Вспоминаю о бутылке с водой, которую оставил на лежанке. Это придает мне решимости, и я делаю пару шагов. В ответ цепь глухо позвякивает в темноте и шуршит по бетонному полу. А по коже скользит змейка обжигающей боли. Надо перетерпеть и дойти до лежанки.

«Бутылка с водой должна быть почти полная», – подбадриваю себя. Но каждый шаг дается слишком тяжело, и свыкнуться с болью не получается, сколько себя не уговариваю.

Наоборот, хочется упасть на пол и дать волю слезам. Но даже сейчас, когда меня никто не видит, я держусь.

Я разбит, повержен, но не сломлен. Воспоминания, которые всегда со мной, раздирают душу и рикошетом наносят новые раны. Но все равно я продолжаю верить себе и в себя.

«Я выберусь, чего бы это мне ни стоило, – бормочу себе под нос. – Я выберусь»!

И делаю шаг. Наступаю на цепь, не успеваю сгруппироваться и падаю на твердый цементный пол.

«Все, что мне сейчас остается, это верить в себя, – горько усмехаюсь, едва чернота в голове рассеивается и восстанавливается сбившееся дыхание. – Больше в меня верить некому».

Хватаюсь рукой за скользкую шершавую стенку и наваливаюсь на нее плечом. Как наждачкой по обожженной коже. Вспышки боли, кажется, освещают пространство. Еще несколько рывков, и я медленно поднимаюсь. Боль утихает, а в голову возвращается сумбурный поток мыслей. И я не в силах его прогнать.

За время, проведенное в неволе, я превратился в сплошной оголенный нерв, искрящийся от малейшего не то что прикосновения – взгляда. Иначе почему меня больнее всего ранили ехидные ухмылки на лицах особо наглых девиц, не стеснявшихся залезть даже в штаны?

Так было и в прошедший день, когда очередная чокнутая нимфоманка пыталась выторговать меня себе на одну ночь. Только небо знает, сколько мне потребовалось сил, чтобы сохранить на лице невозмутимость в то время, когда моя душа рвалась на лоскуты, словно я уже попал в бордель. Или обратно к Лоре.

Фантазия сама нарисовала картину, как сожму свои руки на шее «озабоченной», донимающей Жордино – работорговца, которому я сейчас принадлежу, – и голос нимфоманки из томно-игривого сорвется на визг.
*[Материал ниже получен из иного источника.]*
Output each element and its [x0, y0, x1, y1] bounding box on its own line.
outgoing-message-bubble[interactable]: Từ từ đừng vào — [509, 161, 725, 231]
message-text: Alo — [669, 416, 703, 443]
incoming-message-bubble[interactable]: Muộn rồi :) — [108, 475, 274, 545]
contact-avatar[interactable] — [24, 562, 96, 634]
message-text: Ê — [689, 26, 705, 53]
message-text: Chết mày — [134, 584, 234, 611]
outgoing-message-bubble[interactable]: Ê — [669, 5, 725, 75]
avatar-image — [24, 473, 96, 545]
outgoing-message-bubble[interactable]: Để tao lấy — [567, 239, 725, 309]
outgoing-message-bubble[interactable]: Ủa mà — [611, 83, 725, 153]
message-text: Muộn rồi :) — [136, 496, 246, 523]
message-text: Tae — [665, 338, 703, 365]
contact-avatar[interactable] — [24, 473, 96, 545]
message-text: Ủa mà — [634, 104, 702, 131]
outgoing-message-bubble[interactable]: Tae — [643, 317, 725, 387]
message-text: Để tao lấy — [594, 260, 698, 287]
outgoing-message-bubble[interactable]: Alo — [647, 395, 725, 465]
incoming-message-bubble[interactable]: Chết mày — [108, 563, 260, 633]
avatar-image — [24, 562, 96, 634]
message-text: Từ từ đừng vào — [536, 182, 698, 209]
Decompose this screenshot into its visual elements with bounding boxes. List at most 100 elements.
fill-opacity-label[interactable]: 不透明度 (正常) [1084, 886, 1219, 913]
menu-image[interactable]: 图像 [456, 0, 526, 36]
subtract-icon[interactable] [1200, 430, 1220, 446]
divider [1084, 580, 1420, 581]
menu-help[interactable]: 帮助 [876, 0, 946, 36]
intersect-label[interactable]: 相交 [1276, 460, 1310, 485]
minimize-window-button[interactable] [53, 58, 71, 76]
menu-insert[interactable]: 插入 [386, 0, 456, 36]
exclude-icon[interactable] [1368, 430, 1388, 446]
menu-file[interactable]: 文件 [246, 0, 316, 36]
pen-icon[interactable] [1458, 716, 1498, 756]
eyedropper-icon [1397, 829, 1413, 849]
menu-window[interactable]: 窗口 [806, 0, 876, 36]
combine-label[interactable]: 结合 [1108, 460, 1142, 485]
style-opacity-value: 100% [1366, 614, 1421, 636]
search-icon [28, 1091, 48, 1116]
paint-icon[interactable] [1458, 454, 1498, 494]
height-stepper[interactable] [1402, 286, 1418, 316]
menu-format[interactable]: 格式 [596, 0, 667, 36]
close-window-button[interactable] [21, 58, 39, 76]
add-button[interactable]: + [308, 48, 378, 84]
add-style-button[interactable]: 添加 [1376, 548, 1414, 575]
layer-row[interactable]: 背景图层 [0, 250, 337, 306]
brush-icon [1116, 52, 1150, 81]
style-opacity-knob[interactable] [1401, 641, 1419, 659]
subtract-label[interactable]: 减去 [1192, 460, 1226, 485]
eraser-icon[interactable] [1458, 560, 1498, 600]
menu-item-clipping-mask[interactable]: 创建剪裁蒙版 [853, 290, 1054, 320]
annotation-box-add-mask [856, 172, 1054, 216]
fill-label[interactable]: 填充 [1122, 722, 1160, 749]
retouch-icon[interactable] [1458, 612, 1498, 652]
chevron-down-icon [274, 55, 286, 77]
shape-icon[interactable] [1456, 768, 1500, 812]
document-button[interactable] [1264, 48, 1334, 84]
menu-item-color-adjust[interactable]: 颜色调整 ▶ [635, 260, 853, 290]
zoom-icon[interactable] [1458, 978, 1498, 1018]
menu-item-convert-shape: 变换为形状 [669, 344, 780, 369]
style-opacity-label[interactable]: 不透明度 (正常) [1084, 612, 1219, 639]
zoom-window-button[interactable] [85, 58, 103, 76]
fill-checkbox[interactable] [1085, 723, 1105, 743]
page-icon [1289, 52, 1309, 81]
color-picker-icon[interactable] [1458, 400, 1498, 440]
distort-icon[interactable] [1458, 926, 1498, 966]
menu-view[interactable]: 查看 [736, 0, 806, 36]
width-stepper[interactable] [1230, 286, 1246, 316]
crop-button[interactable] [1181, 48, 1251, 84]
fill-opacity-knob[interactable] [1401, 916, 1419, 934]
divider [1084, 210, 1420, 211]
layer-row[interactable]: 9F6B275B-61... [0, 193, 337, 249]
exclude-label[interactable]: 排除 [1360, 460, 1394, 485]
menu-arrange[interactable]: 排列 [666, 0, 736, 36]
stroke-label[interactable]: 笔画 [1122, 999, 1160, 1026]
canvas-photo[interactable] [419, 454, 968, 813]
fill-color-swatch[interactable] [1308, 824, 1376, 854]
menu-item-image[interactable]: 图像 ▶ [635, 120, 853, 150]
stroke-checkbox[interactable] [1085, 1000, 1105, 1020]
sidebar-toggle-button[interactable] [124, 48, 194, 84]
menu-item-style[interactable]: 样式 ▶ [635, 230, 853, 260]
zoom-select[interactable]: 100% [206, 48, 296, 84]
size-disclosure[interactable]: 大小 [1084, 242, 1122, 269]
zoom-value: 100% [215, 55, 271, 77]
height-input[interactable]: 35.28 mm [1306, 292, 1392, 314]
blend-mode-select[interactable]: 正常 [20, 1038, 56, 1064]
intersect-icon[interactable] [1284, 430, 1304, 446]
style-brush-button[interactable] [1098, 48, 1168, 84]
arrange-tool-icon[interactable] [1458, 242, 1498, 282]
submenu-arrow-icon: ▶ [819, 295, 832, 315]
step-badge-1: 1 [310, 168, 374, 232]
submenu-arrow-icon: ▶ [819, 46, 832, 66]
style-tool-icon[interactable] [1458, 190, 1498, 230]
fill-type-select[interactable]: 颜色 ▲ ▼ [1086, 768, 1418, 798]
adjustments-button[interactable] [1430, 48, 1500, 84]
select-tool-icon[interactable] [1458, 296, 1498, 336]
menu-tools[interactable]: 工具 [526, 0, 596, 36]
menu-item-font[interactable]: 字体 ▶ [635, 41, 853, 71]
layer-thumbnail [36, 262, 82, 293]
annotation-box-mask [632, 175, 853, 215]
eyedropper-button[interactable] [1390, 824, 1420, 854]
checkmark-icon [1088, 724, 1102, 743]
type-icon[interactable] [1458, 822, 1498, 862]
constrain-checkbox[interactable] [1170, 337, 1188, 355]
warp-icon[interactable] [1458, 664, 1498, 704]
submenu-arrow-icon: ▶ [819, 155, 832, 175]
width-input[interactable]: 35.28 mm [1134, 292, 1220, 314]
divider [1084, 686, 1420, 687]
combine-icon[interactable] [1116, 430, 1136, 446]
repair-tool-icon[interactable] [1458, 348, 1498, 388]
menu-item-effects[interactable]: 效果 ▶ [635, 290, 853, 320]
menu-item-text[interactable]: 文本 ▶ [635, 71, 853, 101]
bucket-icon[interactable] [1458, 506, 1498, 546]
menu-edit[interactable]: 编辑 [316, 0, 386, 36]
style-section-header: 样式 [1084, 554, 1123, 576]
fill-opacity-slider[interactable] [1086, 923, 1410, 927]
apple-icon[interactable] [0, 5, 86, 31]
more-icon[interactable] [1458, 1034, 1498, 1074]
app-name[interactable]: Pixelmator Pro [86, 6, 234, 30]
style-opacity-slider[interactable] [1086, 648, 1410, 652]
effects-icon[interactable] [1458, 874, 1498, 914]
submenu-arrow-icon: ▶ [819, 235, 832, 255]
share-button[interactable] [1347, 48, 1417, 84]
Когда старый пройдоха, поколебавшись, все же произнес: «Нет» – и предложил полноценную покупку, я прогнал прочь этот страшный морок. И даже сумел злорадно усмехнуться, глядя на помрачневшее от досады лицо незадачливой нимфоманки. Минута, и ее как ветром сдуло с глаз.

И все же это была, пусть заманчивая, но только фантазия. Я ни за что не осмелюсь снова напасть на свободную.

***

Я все еще стоял, вцепившись в стену, когда в болевой ансамбль обгоревшего на солнце тела добавился новый участник. Зуд. Сначала в одном глазу, а потом и в другом.

«Только этого не хватало!» – отправил я мысленный протест мирозданию и, позвякивая цепью, потер глаза.